Only one RCT examined the effectiveness of continuing opioid agonist treatment (in this case, methadone) compared to discontinuing it during incarceration.23 Continuing medications during detention while an individual is awaiting trial should be a minimum standard of care for any chronic illness (such as epilepsy or hypertension). However, this minimum standard is routinely violated in the US for opioid agonist treatment. There would not appear to be the need for additional research to demonstrate the benefits of continuing opioid agonist medication during detention given the robust evidence of its effectiveness in the community. However, future implementation studies examining approaches to maximizing return to care post release, including engagement strategies for those who do not reenter treatment, are needed.

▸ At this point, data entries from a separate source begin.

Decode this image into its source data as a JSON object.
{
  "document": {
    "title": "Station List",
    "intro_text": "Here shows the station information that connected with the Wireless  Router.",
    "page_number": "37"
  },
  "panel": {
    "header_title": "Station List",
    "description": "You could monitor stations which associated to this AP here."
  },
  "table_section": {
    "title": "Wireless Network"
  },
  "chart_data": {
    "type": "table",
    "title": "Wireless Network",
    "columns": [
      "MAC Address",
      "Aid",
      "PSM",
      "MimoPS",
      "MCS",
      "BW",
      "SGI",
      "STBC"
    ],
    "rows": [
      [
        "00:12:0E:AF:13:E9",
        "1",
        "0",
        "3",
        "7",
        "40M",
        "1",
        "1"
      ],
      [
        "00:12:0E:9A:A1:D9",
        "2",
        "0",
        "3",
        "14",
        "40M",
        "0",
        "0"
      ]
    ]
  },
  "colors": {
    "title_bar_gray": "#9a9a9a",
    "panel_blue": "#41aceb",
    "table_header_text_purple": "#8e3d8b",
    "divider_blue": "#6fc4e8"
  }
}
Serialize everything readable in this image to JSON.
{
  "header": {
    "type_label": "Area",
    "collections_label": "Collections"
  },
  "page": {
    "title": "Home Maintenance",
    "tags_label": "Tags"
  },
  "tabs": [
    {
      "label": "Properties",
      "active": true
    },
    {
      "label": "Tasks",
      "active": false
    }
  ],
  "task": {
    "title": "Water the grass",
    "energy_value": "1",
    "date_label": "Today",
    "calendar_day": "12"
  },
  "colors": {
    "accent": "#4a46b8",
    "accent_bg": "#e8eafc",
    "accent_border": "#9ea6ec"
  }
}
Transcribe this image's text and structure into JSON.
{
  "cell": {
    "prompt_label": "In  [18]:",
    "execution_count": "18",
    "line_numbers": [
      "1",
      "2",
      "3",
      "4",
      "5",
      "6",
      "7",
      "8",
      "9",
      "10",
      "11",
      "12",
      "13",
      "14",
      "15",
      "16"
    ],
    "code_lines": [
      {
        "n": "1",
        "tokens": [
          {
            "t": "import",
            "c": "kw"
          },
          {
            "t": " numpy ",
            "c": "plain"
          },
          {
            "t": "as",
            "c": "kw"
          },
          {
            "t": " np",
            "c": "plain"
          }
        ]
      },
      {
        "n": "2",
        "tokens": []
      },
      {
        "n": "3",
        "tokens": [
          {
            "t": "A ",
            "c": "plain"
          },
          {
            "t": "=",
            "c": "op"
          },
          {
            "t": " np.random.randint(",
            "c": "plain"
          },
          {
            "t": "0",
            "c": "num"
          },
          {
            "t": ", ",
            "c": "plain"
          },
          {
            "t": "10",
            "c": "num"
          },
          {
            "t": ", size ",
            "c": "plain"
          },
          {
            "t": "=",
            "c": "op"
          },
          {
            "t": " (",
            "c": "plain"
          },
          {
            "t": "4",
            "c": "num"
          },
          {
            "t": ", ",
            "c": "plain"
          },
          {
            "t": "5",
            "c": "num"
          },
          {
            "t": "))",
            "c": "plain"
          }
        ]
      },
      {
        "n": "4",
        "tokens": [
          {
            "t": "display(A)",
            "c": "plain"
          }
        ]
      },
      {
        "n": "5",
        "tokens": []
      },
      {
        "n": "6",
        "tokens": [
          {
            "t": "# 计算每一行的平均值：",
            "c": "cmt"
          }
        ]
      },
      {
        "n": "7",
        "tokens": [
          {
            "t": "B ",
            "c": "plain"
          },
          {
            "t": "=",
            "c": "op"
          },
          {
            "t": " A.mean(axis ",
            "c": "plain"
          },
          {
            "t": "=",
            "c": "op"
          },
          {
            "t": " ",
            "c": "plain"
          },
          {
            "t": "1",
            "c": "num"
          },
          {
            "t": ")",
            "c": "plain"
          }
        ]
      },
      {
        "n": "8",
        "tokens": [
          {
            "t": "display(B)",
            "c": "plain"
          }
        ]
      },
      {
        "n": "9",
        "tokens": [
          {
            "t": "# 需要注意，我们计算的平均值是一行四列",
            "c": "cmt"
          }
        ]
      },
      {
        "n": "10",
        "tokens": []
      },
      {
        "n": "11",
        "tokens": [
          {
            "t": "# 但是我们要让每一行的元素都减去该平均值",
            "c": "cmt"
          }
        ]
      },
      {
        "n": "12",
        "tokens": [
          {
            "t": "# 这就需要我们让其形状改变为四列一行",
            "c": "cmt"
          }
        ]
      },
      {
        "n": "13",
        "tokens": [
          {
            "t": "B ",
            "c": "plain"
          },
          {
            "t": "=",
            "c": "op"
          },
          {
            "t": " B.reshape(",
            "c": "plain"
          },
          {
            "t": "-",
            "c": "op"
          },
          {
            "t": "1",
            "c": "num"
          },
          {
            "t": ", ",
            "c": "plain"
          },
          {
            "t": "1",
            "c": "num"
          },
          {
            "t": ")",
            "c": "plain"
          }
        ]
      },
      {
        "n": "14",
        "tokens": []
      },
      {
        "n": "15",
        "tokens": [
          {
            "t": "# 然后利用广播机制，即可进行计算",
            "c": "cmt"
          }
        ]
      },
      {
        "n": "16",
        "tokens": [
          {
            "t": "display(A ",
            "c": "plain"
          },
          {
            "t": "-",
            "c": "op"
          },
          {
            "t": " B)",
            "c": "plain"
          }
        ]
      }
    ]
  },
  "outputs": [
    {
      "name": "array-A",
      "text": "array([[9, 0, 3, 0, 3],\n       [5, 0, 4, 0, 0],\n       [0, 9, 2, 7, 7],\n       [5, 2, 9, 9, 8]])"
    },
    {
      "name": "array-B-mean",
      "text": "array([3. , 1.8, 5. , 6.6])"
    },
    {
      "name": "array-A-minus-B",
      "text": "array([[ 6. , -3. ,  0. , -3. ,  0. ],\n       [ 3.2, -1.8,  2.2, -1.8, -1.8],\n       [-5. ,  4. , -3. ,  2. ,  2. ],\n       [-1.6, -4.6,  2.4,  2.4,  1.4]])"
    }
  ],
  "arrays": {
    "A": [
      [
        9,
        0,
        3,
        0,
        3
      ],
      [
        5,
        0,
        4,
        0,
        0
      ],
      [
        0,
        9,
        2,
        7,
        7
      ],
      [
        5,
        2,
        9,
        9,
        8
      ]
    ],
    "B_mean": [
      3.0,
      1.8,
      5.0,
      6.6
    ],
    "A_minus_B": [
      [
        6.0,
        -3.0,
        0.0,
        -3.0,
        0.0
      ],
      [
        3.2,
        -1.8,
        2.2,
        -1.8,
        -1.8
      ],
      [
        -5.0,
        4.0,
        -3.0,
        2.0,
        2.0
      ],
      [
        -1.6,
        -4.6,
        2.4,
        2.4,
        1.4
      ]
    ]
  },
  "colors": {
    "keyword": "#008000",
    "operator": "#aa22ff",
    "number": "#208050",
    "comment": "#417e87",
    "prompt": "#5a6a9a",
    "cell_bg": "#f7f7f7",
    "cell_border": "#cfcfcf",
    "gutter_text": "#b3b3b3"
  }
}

Given the large number of opioid-dependent individuals who are out of treatment at the time of arrest and cycle in and out of jails, it is surprising that only one RCT26 has examined the use of opioid agonist treatment for out-of-treatment individuals at the time of incarceration. However, this study compared methadone to buprenorphine and lacked a treatment-as-usual group, making it difficult to draw comparisons to usual care. To address the lack of a comparison condition resembling (though superior to) usual care, our group is currently conducting a three-group random assignment study comparing initiating methadone in jail, initiating methadone in jail with postrelease patient navigation, and initiating methadone dose taper in jail with drug treatment and overdose prevention referral among newly arrested detainees in opioid withdrawal (NCT 02334215). This study, part of a cooperative study with two other sites that are examining XR-NTX prior to release, seeks to enroll 300 male and female participants and has a 1-month, 3-month, 6-month, and 12-month follow-up, and includes urine drug testing and economic analyses to address some of the limitations described earlier.

Finally, the opioid antagonist XR-NTX may prove quite useful for select individuals who prefer a long-acting, non-agonist medication for relapse prevention. However, given that the Lee et al36 study was a pilot, more research is needed in this area. There are currently two trials underway as part of the aforementioned cooperative study in Albuquerque, NM and New York, NY (NCT 02110264 and 01999946, respectively) to compare XR-NTX to referral to treatment and overdose prevention that should provide additional information regarding the boundaries of this pharmacotherapy. Here, too, the research, even if strongly supportive of this approach, will have limited impact unless there is the possibility to continued treatment in the communities to which these individuals return.